Vitamin treatment improves ED in men with elevated homocysteine
Vitamin treatment improves ED in men with elevated homocysteine

An article published online on August 17, 2009 in the Journal of Sexual Medicine describes research conducted at the University of Rome which found that it may be necessary to reduce homocysteine before treatment with erectile dysfunction (ED) can be effective.
The study included 75 men aged 25 to 65 with erectile dysfunction who were treated with sildenafil citrate (“Viagra”) for 2 months. Nonresponders to the drug were treated with a course of 600 milligrams vitamin B6 per week and 15 milligrams folic acid per day along with sildenafil for 6 weeks. Questionnaires concerning erectile function were administered before and after treatment.
Participants were evaluated for the presence of the MTHFR 677T mutation which is present in a higher percentage of heart disease patients than in those without the disease. Individuals with two copies of the mutation have levels of homocysteine that average 25 percent higher than the rest of the population, and which increase significantly when blood levels of folate are low. Twenty-seven percent of the subjects had both copies of the MTHFR 677T mutation and 48 percent had one copy, which is a greater frequency than the general populace.
All of the 18 patients who initially failed to respond to drug treatment had high levels of homocysteine and low folic acid levels. Subsequent to the 6 week course of vitamin therapy, folic acid levels increased, homocysteine concentrations declined, and all but two participants experienced improvement in ED.
The association of hyperhomocysteinemia with vascular disease supports the mechanism for homocysteine-reducing agents in improving ED, which is caused primarily by the same factors that affect the coronary arteries. “Measurement of plasma homocysteine and folic acid levels and molecular analysis of the MTHFR genotype should be added to the ED diagnostic procedure, especially in young patients or in those with a family history of cardiovascular disease," the authors conclude. "When this mechanism is implicated, treatment should first aim to reduce homocysteine levels through administration of folic acid, alone or in combination with vitamin B6 or B12, and then proceed to treatment with phosphodiesterase-5 inhibitors.”
Since the introduction of Viagra® (sildenafil citrate) in 1998, several other drugs for the treatment of ED have been introduced; it has become clear that ED is far more prevalent than may have been suspected previously. A study conducted in the Boston area from 1987 to 1989 found that 52 percent of men between the ages of 40 and 70 suffered some degree of ED (Feldman HA et al 1994). By extrapolation, about 30 million men are affected by ED in the United States (McKay D 2004). And given men’s ever increasing life span, it has been further estimated that the incidence of ED worldwide will more than double in the next quarter century (Goldstein I 2000).
Arginine is an amino acid the body uses to produce nitric oxide, which relaxes smooth muscle, thus allowing for increased blood flow in many parts of the body. This action may explain why ED is more common in men with forms of vascular disease in which disorders of nitric oxide play a role, such as ischemic heart disease and stroke. For example, 75 percent of men with ischemic heart disease suffer from ED (Kloner RA et al 2003).

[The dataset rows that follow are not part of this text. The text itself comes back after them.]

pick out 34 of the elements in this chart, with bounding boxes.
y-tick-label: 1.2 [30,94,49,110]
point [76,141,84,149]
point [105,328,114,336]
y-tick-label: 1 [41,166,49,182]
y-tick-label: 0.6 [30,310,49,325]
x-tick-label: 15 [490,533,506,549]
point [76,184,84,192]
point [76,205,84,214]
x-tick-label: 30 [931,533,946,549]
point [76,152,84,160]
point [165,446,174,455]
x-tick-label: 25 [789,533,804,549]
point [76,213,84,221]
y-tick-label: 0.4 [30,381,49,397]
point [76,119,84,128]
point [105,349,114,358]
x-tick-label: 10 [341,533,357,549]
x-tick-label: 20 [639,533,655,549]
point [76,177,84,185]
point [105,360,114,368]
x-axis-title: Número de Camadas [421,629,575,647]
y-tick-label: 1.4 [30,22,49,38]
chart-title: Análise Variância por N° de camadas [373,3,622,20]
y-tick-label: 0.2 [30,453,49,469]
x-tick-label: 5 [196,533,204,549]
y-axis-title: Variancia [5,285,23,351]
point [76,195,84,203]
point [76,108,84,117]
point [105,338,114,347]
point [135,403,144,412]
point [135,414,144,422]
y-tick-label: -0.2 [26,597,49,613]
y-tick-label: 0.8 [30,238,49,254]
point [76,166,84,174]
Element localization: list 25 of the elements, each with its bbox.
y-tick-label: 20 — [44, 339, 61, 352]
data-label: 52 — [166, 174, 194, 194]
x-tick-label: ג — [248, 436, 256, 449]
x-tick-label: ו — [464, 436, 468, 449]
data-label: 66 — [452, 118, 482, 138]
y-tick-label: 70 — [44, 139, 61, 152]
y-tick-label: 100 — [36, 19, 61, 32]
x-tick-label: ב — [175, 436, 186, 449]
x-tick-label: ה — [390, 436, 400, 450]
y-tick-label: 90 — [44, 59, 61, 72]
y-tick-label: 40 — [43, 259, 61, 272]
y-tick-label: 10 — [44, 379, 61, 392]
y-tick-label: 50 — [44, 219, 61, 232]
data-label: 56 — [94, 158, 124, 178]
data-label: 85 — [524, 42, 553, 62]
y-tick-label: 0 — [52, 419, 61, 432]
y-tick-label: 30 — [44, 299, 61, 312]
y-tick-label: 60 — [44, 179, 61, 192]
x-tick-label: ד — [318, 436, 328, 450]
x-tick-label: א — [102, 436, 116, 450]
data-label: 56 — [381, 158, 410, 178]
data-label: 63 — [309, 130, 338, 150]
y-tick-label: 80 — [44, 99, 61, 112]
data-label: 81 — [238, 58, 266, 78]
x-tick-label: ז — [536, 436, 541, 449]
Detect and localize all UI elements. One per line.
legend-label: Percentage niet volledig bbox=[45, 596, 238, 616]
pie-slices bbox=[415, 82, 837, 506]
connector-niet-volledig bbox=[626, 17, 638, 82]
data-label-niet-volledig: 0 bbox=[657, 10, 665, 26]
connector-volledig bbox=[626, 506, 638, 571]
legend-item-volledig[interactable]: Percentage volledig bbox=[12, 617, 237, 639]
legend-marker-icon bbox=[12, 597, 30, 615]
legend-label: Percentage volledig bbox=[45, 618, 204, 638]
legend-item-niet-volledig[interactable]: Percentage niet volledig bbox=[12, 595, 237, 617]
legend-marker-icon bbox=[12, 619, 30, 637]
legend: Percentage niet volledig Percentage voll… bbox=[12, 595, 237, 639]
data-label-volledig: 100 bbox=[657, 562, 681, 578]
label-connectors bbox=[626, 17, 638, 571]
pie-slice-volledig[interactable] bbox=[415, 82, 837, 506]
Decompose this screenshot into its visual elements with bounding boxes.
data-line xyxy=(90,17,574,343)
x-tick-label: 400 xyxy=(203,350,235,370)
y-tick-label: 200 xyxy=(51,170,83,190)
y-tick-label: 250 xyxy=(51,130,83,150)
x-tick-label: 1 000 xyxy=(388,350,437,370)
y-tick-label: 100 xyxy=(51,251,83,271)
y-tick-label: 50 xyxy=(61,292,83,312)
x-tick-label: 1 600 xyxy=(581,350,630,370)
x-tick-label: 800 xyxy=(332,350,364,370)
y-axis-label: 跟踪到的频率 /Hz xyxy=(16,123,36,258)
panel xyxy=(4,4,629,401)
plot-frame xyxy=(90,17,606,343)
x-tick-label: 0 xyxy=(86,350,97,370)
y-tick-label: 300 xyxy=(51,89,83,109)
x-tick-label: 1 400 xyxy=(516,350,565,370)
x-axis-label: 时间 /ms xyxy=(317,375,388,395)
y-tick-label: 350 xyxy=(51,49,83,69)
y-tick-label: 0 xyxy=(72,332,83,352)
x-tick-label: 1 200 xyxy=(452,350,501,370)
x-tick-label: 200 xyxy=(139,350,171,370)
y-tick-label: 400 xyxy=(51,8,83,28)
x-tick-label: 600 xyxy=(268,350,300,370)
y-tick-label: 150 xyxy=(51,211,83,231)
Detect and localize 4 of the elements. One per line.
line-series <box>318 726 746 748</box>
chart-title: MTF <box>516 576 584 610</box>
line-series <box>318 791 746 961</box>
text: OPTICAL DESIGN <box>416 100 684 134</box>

Risk factors for ED include conditions such as high blood pressure, abnormally high blood lipids (i.e., elevated low-density lipoprotein cholesterol and triglycerides), obesity, diabetes, and smoking (McKay D 2004). Recently, some US scientists reported that it may be necessary to add aging itself to the list of risk factors that produce vascular dysfunction of the kind associated with ED. “The normal aging process may induce significant global vascular dysfunction (involving the endothelium and the vascular smooth muscle),” wrote scientists published in the International Journal of Cardiology. This age-associated dysfunction was judged to occur even in the absence of clinically diagnosed atherosclerosis and was related to alterations in the production of endothelial nitric oxide (Al-Shaer MH et al 2006).
The link between ED and vascular disease is so strong that physicians are advised to consider men who present with ED but no diagnosis of heart disease as undiagnosed cardiovascular patients until proven otherwise (Jackson G et al 2006). It is believed that alterations in the availability of vascular endothelial nitric oxide represent the common thread linking these interrelated pathologies (Sullivan ME et al 1999).